Breathing problems in children are often a sign of an underlying health problem. Keep reading to learn more.
One of your main roles as a parent is to look out for your children at all times — especially when it comes to breathing problems.
Around the world, lots of children have difficulty with their breathing. For instance, over 4.2 million kids have asthma or a different respiratory condition that they have to deal with on a daily basis. Of course, these are the children who have been successfully diagnosed. In reality, there are countless other young children with breathing problems who have yet to be diagnosed with anything.
So, whether you’re a parent whose child has shown signs of breathing difficulties or you simply want to grow your knowledge on an important subject, here’s a closer look at common breathing problems to look out for in children.
Table of Contents
Noisy or Labored Breathing
If your child is experiencing noisy or labored breathing, particularly when they eat, this is a problem you shouldn’t ignore.
Noisy or labored breathing is one of the many vascular ring symptoms. Although it’s entirely possible that your child doesn’t have vascular ring, it’s still important that you get them checked out through a physical examination. This way, you can discover whether they have vascular ring or another type of congenital heart defect.
Next, look out for fast breathing.
Although fast breathing can happen in one-off situations (for example, if your child has a bad cold), it’s something to be concerned about if fast breathing is a common occurrence. Often, fast breathing in children can be a sign of a lung infection, such as bronchiolitis or pneumonia, which is why you should take them to their healthcare practice or the nearest hospital when they are exhibiting symptoms.
Slow breathing or wheezing can be a symptom of asthma, pneumonia, or heart problems.

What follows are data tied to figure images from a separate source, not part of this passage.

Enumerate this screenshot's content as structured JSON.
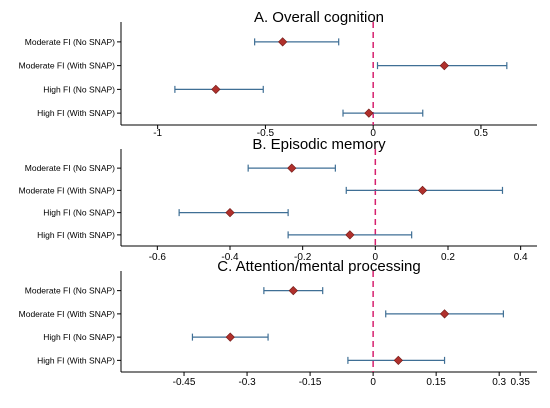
{
  "style": {
    "marker_color": "#b0302c",
    "marker_edge": "#6e1a17",
    "ci_color": "#3f6f95",
    "ref_line_color": "#d6206e",
    "background": "#ffffff"
  },
  "chart_data": [
    {
      "type": "scatter",
      "title": "A. Overall cognition",
      "categories": [
        "Moderate FI (No SNAP)",
        "Moderate FI (With SNAP)",
        "High FI (No SNAP)",
        "High FI (With SNAP)"
      ],
      "estimates": [
        -0.42,
        0.33,
        -0.73,
        -0.02
      ],
      "ci_low": [
        -0.55,
        0.02,
        -0.92,
        -0.14
      ],
      "ci_high": [
        -0.16,
        0.62,
        -0.51,
        0.23
      ],
      "reference_x": 0,
      "xlim": [
        -1.17,
        0.76
      ],
      "xticks": [
        -1,
        -0.5,
        0,
        0.5
      ],
      "xtick_labels": [
        "-1",
        "-0.5",
        "0",
        "0.5"
      ],
      "grid": false,
      "legend": "none"
    },
    {
      "type": "scatter",
      "title": "B. Episodic memory",
      "categories": [
        "Moderate FI (No SNAP)",
        "Moderate FI (With SNAP)",
        "High FI (No SNAP)",
        "High FI (With SNAP)"
      ],
      "estimates": [
        -0.23,
        0.13,
        -0.4,
        -0.07
      ],
      "ci_low": [
        -0.35,
        -0.08,
        -0.54,
        -0.24
      ],
      "ci_high": [
        -0.11,
        0.35,
        -0.24,
        0.1
      ],
      "reference_x": 0,
      "xlim": [
        -0.7,
        0.445
      ],
      "xticks": [
        -0.6,
        -0.4,
        -0.2,
        0,
        0.2,
        0.4
      ],
      "xtick_labels": [
        "-0.6",
        "-0.4",
        "-0.2",
        "0",
        "0.2",
        "0.4"
      ],
      "grid": false,
      "legend": "none"
    },
    {
      "type": "scatter",
      "title": "C. Attention/mental processing",
      "categories": [
        "Moderate FI (No SNAP)",
        "Moderate FI (With SNAP)",
        "High FI (No SNAP)",
        "High FI (With SNAP)"
      ],
      "estimates": [
        -0.19,
        0.17,
        -0.34,
        0.06
      ],
      "ci_low": [
        -0.26,
        0.03,
        -0.43,
        -0.06
      ],
      "ci_high": [
        -0.12,
        0.31,
        -0.25,
        0.17
      ],
      "reference_x": 0,
      "xlim": [
        -0.6,
        0.39
      ],
      "xticks": [
        -0.45,
        -0.3,
        -0.15,
        0,
        0.15,
        0.3,
        0.35
      ],
      "xtick_labels": [
        "-0.45",
        "-0.3",
        "-0.15",
        "0",
        "0.15",
        "0.3",
        "0.35"
      ],
      "grid": false,
      "legend": "none"
    }
  ]
}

If your child is breathing slowly and having to work extremely hard just to breathe, you should call 911 or take them to the nearest emergency department. Although it’s entirely possible that their breathing difficulty will pass, you should always stay on the safe side. This is because slow breathing can quickly progress into something more serious.
When a child experiences sudden breathlessness, which usually sees them enter a panicked state, it’s normally a sign that their airway is blocked. This can be caused by food or even foreign objects (for example, coins), which is why you should seek medical attention fast.
It’s also worth pointing out that some children experience sudden breathlessness after exercising, such as when they play football with friends. When sudden breathlessness appears after exercise or strenuous physical activity, this could be a sign that your child has asthma. In this case, take them to your doctor for an examination and (potential) diagnosis.
From noise or labored breathing to sudden breathlessness, there are many different breathing problems that you need to look out for in children. If your child ever experiences any of the above-mentioned breathing problems, never ignore it. Instead, air on the side of caution and get medical help, as you might discover that your child has an underlying condition that has been affecting their breathing.